ThursdayFinding the right data
Need to find the right data? Better have a clear question and know about quality data sources.
FridayRescuing unloved data
Has any of your data been recorded by hand (field notes, lab notebooks, handwritten transcripts, measurements or ledgers) or using outdated technology or proprietary formats? If so, it is at risk.
Now in its second year, Love Your Data Week is an annual social media event coordinated by research data specialists from academic libraries, research libraries, and data archives and centers worldwide. “We believe research data are the foundation of the scholarly record and crucial for advancing our knowledge of the world around us,” the group states on its website.
“Data management is growing in importance as research in nearly every field becomes increasingly reliant on data,” said Brian Westra, the Lorry I. Lokey Science Data Services Librarian with UO Libraries. “Good practices for managing, describing and sharing that data help speed the progress of research and enable collaboration. Data management also plays a role in providing the public with access to the outcomes and products of publicly funded projects.”
For many researchers, engagement with data issues increased substantially in 2011, when the National Science Foundation began requiring data management plans for nearly all research funding. However, librarians report that awareness of data management remains inconsistent across the various disciplines, and research data practices have continued to evolve so rapidly that many in the academic community struggle to keep up.
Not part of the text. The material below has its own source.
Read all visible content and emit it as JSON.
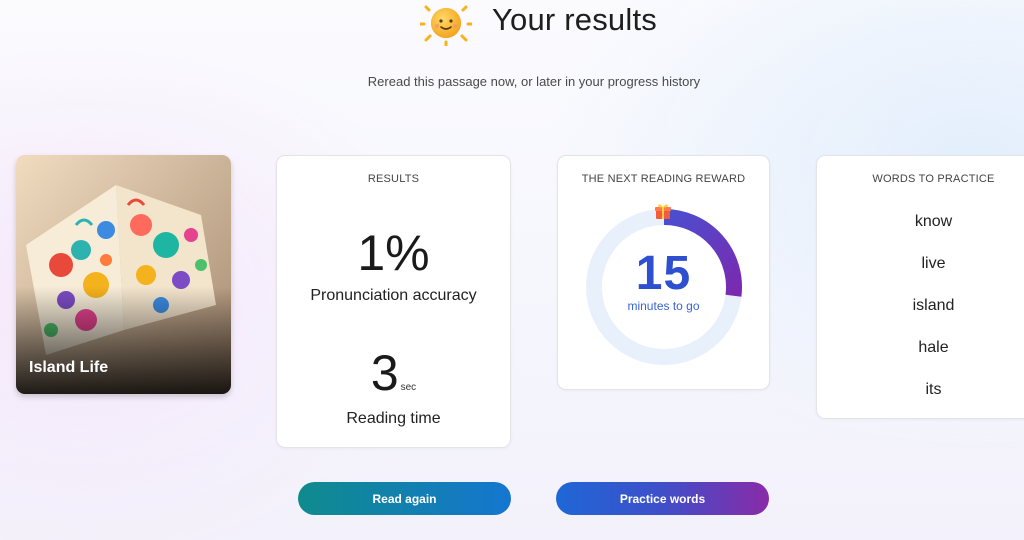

Librarian for Data Initiatives Jonathan Cain notes that even those with professional expertise in this area still have much to learn.
“Librarians have hundreds of years of experience dealing with paper," he said. "So we know that materials on paper are going to be safe if we follow well-established procedures. But working with data in an electronic environment, we’re not always so sure.”
Cain also believes that information technology, while creating an exceptionally data-rich environment, may also play a role in promoting unmindful attitudes in regard to that data.
“Frankly,” he said, “the amount of labor involved in producing work digitally makes people think of digital material as both infinite and ephemeral, so it’s easy to think that we don’t have to worry about preserving it. Nothing could be further from the truth, and the Love Your Data campaign is designed to address these issues.”
Love Your Data Week will provide valuable, practical information about research data management and library-based research data services. Each day will have a message to drive the conversation, and the libraries will share resources, tips, examples and stories — of both success and horror — to help people share, preserve, reuse and protect data.
“Many of the steps that researchers can take to improve data management are not overly complex,” Westra said. “Our research data services team at the UO Libraries is happy to offer in-person consultations on data management plans for students and faculty in any discipline. We want to connect researchers to the data services and infrastructure that are available on campus and beyond.”